09 Jun 2015
First optical imaging satellite in Europe's Copernicus environmental surveillance program set to blast off June 22.
The first in a new fleet of European satellites kitted out with state-of-the-art imaging equipment is set for launch from French Guyana on June 22, announced the European Space Agency (ESA).
The latest “Sentinel-2” constellation will use multispectral imaging aboard two satellites to deliver unprecedented detail of land and coastal areas, for agricultural, environmental, security and humanitarian applications.
Sentinel 2A will launch first, and should be joined by Sentinel 2B next year. The mission’s high-resolution multispectral camera covers 13 different spectral bands, and should provide an entirely new perspective of Earth’s land and vegetation.
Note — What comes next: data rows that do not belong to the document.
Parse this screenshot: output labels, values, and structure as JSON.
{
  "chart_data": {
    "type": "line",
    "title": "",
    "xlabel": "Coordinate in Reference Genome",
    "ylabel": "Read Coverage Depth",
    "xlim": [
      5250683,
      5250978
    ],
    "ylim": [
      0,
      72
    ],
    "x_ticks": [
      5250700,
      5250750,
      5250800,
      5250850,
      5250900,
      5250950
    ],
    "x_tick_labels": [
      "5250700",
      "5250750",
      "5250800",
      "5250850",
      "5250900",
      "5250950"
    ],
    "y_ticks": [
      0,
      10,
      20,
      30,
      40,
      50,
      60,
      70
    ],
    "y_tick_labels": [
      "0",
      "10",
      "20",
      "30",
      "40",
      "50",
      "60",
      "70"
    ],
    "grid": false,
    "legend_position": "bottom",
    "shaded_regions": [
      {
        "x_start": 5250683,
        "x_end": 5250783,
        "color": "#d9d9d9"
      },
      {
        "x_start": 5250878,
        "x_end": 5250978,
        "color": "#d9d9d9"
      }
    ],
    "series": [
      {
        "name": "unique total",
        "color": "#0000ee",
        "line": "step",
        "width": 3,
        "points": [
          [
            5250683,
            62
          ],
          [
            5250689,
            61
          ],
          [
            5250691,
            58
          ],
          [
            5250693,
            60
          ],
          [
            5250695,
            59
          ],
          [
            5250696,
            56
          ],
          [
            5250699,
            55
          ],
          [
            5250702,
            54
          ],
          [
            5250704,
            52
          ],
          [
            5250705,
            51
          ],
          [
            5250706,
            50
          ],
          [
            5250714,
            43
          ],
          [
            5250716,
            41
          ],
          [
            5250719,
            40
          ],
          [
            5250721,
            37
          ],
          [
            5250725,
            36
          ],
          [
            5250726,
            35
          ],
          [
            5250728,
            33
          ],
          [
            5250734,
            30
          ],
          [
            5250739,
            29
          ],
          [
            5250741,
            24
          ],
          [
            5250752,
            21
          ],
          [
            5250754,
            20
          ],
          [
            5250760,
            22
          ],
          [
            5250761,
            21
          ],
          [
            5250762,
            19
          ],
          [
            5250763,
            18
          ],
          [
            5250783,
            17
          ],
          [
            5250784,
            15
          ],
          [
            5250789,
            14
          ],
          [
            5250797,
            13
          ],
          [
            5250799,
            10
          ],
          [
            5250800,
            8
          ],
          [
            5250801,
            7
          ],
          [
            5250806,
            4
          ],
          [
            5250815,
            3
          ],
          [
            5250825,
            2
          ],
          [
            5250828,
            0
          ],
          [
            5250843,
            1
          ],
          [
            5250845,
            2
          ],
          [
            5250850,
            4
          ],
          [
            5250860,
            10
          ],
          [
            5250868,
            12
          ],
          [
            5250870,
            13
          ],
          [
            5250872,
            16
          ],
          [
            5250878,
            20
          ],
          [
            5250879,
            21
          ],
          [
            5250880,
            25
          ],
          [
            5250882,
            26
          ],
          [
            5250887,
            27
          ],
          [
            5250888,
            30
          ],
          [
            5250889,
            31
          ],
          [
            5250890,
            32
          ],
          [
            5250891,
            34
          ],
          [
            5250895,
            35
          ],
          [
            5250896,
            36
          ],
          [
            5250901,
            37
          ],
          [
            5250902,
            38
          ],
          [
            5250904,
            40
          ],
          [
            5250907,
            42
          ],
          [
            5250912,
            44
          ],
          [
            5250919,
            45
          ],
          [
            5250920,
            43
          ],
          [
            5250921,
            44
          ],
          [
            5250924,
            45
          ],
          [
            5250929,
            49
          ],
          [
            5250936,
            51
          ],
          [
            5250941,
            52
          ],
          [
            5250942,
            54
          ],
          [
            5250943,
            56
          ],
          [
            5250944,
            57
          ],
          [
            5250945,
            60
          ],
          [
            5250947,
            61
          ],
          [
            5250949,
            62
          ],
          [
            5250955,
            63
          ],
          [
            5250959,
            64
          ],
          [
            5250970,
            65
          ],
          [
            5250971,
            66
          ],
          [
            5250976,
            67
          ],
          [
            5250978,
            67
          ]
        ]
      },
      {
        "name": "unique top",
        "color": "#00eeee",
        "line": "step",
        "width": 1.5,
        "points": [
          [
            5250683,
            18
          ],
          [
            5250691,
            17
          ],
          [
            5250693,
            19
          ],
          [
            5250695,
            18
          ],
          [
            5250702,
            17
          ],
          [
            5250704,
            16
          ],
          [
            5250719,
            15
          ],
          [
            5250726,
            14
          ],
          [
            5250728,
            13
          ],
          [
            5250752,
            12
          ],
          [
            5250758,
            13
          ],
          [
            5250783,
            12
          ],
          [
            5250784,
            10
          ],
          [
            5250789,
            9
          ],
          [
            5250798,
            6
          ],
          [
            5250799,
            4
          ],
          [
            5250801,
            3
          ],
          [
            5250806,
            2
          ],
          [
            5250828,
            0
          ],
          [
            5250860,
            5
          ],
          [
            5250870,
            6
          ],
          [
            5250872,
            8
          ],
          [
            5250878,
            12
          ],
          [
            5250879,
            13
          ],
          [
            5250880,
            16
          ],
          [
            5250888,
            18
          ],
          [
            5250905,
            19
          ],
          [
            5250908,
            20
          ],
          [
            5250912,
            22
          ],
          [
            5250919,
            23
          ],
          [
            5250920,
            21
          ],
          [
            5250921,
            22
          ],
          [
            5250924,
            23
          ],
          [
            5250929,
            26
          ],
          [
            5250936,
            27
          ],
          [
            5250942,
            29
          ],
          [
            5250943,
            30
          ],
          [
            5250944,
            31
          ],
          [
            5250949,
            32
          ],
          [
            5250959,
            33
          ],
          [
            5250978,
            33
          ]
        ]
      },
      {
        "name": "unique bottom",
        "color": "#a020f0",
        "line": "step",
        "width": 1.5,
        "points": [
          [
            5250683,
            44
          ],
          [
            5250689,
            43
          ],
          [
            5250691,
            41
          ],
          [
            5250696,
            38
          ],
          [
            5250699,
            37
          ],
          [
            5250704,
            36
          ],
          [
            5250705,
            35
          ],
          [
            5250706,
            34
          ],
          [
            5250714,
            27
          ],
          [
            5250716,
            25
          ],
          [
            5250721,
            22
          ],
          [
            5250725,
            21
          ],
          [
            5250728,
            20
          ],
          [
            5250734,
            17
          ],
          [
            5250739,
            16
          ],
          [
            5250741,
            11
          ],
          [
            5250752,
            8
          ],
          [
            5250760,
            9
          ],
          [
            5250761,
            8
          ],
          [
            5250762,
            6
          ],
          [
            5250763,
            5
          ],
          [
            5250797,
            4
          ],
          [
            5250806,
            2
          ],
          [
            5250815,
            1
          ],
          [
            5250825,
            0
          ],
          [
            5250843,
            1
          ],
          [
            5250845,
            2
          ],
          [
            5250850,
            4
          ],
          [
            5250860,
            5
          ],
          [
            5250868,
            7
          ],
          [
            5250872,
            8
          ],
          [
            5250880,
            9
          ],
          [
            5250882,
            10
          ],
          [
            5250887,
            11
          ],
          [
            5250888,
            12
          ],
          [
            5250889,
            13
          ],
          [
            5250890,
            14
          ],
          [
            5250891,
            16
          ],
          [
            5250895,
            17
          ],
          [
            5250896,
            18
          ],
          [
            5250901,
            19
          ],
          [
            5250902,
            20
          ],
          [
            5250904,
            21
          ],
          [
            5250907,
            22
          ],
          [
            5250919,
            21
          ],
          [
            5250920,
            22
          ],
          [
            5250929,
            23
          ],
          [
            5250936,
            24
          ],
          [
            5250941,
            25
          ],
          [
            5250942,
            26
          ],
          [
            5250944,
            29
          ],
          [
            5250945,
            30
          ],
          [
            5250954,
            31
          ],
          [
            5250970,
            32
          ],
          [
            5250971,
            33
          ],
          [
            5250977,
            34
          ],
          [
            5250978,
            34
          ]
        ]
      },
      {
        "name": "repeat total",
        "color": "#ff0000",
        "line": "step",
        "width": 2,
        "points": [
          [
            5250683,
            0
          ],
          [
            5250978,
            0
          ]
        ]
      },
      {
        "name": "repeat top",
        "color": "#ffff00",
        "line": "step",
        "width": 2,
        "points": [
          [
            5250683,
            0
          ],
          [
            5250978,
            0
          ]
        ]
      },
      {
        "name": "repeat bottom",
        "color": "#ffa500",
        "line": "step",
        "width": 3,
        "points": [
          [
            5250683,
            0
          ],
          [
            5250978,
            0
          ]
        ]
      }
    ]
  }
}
“The combination of high resolution, novel spectral capabilities, a field of vision covering 290 km and frequent revisit times will provide unprecedented views of Earth,” says ESA.
The “color” vision provided by the multispectral kit will also complement the existing Sentinel-1A satellite, which was launched last year and has already recorded some 680 terabytes worth of data using radar.
High-speed laser transfer
Crucially, in terms of transmitting that data, the satellites are equipped with laser links as part of the European Data Relay System (EDRS), meaning that the data-intensive radar and optical imagery can be sent and shared quickly.
The various Sentinel satellites are all part of the wider “Copernicus” project, described by ESA as the most ambitious Earth observation program to date.
The multispectral sensors on board Sentinel-2A and Sentinel-2B cover 13 wavelength bands from 423 nm in the blue spectrum all the way to 2.2 µm in the infrared.
The 290-kilo push-broom imager has been built by Astrium SAS in France, and its optical features include a three-mirror anastigmat telescope optimized to give a swath width of 290 km, much larger than earlier multispectral missions.
CMOS image sensors are in place for the visible and near-infrared portions of the spectrum, along with mercury cadmium telluride for the longer infrared wavelengths.
Coupled with the high-speed laser links, the Copernicus network should be capable of delivering high-resolution satellite images at close to real time, something that would prove invaluable for security and humanitarian relief missions in particular.
Future Sentinels feature UV
The vast number of images being produced by the mission, combined with their rich wavelength detail, is also expected to create business opportunities for companies who can access and analyse the data. The European Commission reckons that this could create as many as 50,000 jobs, directly and indirectly, over the next 15 years.
In the pipeline for future launch are a whole series of additions to the Copernicus network. Sentinel-3 will comprise two polar-orbiting satellites providing medium-resolution optical imagery and 21-band spectrometry, while the geostationary Sentinel-4 will add ultraviolet imaging capability using sensors from UK firm e2v technologies.
Sentinel-5 will feature ultraviolet, visible and infrared spectrometry across seven wavelength bands to monitor atmospheric gas and aerosol concentrations, while Sentinel-6 – initially earmarked for launch in around five years – will complete the network with additional radar capability designed for oceanography and climate studies.
* Updated June 10: references to hyperspectral imaging changed to multispectral imaging.